You are viewing a plain text version of this content. The canonical link for it is here.

Posted to issues@ozone.apache.org by "fapifta (via GitHub)" <gi...@apache.org> on 2023/02/23 17:14:20 UTC

[GitHub] [ozone] fapifta commented on pull request #4194: HDDS-7734. Implement symmetric SecretKeys lifescycle management in SCM

fapifta commented on PR #4194:
URL: https://github.com/apache/ozone/pull/4194#issuecomment-1442141428

You're welcome!
In the meantime one thought does bother me a bit, and would like to understand the intent for that...

In the SecretKeyManager and the SecretKeyState, I have some doubts around the mechanism that generates a new key and does the rotation... it is hard to tell what exactly, it is just a bad feeling so far, so let me think out loud here:
If I understand correctly, SecretKeyManager will decide it should rotate, once the current key is older than 1 day.
Once the rotation happens eventually after 1d, the SecretKeyManager#checkAndRotate() method creates a new list of secret keys, it filters the oldest expired key from the list, and SecretKeyState#updateKeys is called with the keys in a sorted order, where the newest key is the first item in the list.
This call to updateKeys is replicated to the other SCMs, so all SCMs eventually will have the new set of keys.

So far this is clean on its own, the confusion on my side comes after this. The way of implementation suggests that the second proposal the pull model will be used on the DNs.
How this will look like?
I guess if the DN runs into a token, that is newer then the newest key it has, it will pull the list of the keys from SCM. While OMs will pull periodically from SCM.
If my understanding is correct, then operations wise we are good, and probably my mind stuck with the push model and the pre-generated and distributed next key.
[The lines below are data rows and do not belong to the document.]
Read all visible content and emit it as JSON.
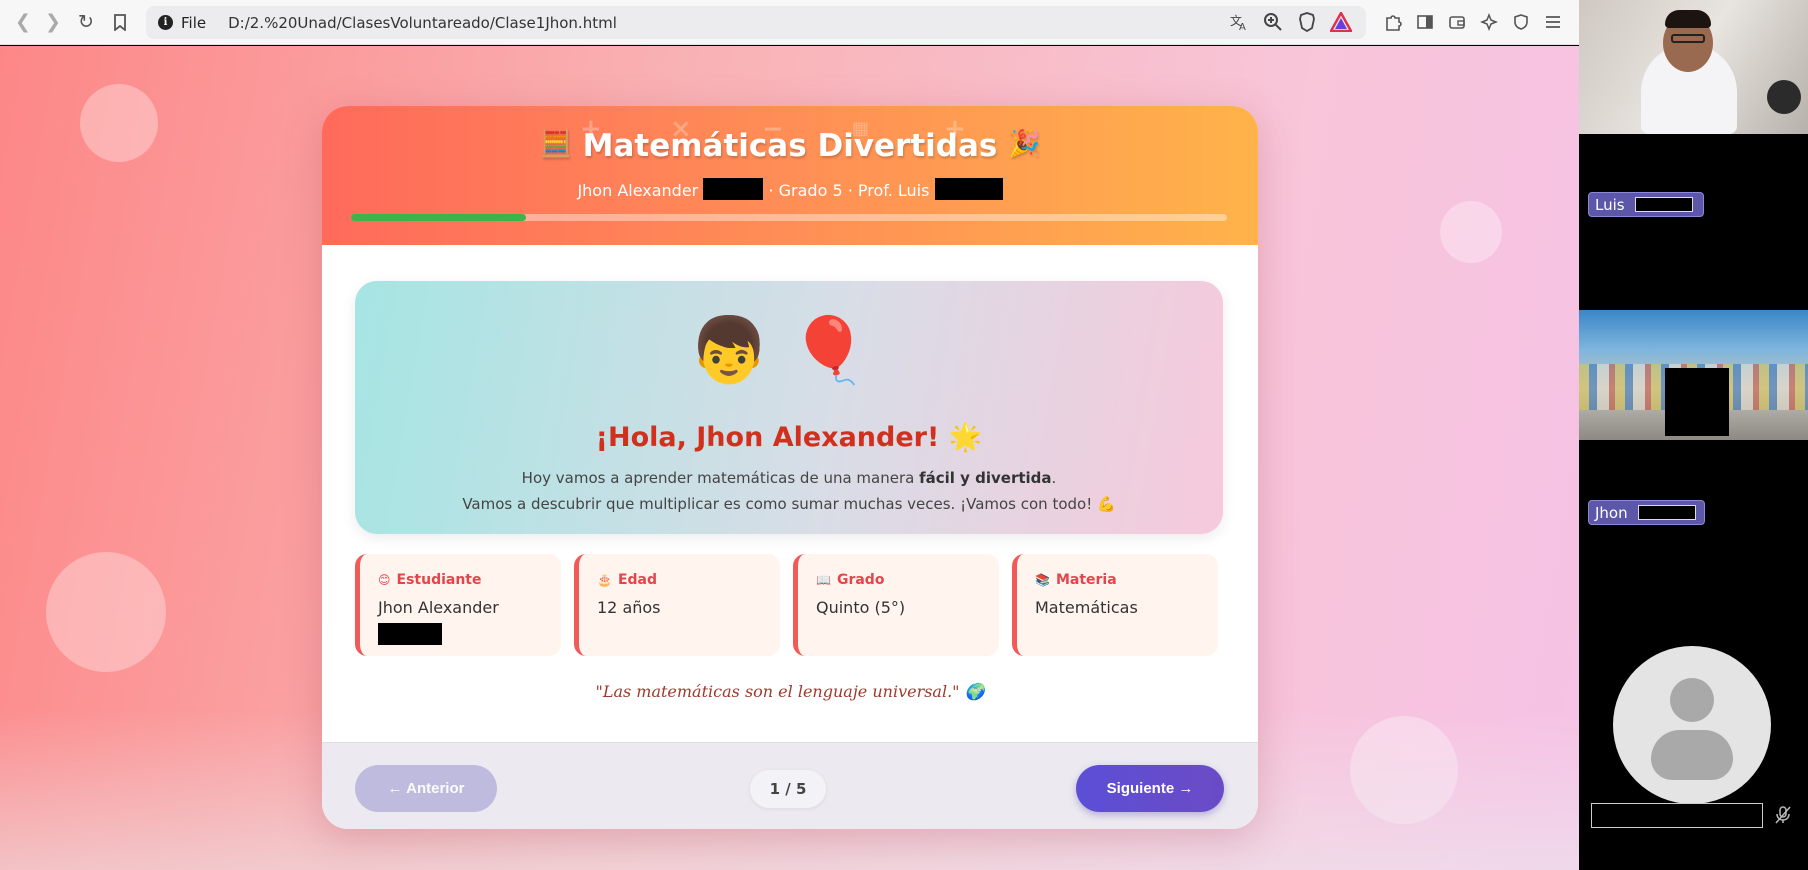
{
  "browser": {
    "scheme_label": "File",
    "url": "D:/2.%20Unad/ClasesVoluntareado/Clase1Jhon.html"
  },
  "lesson": {
    "title": "Matemáticas Divertidas",
    "title_emoji_left": "🧮",
    "title_emoji_right": "🎉",
    "subtitle_student": "Jhon Alexander",
    "subtitle_grade": "· Grado 5 · Prof. Luis",
    "progress_fraction": 0.2,
    "colors": {
      "accent": "#ff8e56",
      "progress": "#3cb44b",
      "label": "#e5454a",
      "next_button": "#5b4fd6"
    },
    "hero": {
      "emojis": "👦🎈",
      "greeting": "¡Hola, Jhon Alexander!",
      "greeting_emoji": "🌟",
      "line1_start": "Hoy vamos a aprender matemáticas de una manera ",
      "line1_bold": "fácil y divertida",
      "line1_end": ".",
      "line2": "Vamos a descubrir que multiplicar es como sumar muchas veces. ¡Vamos con todo! 💪"
    },
    "info_cards": [
      {
        "icon": "😊",
        "label": "Estudiante",
        "value": "Jhon Alexander"
      },
      {
        "icon": "🎂",
        "label": "Edad",
        "value": "12 años"
      },
      {
        "icon": "📖",
        "label": "Grado",
        "value": "Quinto (5°)"
      },
      {
        "icon": "📚",
        "label": "Materia",
        "value": "Matemáticas"
      }
    ],
    "quote": "\"Las matemáticas son el lenguaje universal.\" 🌍",
    "footer": {
      "prev_label": "← Anterior",
      "page_indicator": "1 / 5",
      "next_label": "Siguiente →"
    }
  },
  "call": {
    "participants": [
      {
        "name": "Luis"
      },
      {
        "name": "Jhon"
      }
    ]
  }
}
During the thought experiment around this, I started to feel that it might not be correct to have a SecretKeyState that gets its internal representation from outside, and also misses proper encapsulation... With the current code this might not be a problem, but here are the concerns:
1. the internal list is guarded by locking, but its reference is leaking via the getSortedKeys() method.
2. updateKeys can override the full internal state

1. is easy to fix, and probably it is just some automatism where usually I don't think about this concern either for the first sight
2. on the other hand there might be a more interesting question... Let's do some thought experiment:
Let's say we have one SCM (SCM1) that is stopped for an extended period of time, and its raft logs are so old that when it gets back in service it downloads a new snapshot, and since that snapshot there was no rotation happening. At this time SCM2 is the leader, but after SCM1 comes up and syncronizes its data and becomes a proper follower, SCM2 goes down before there was a rotation of secret keys, and during election SCM1 becomes the elected leader.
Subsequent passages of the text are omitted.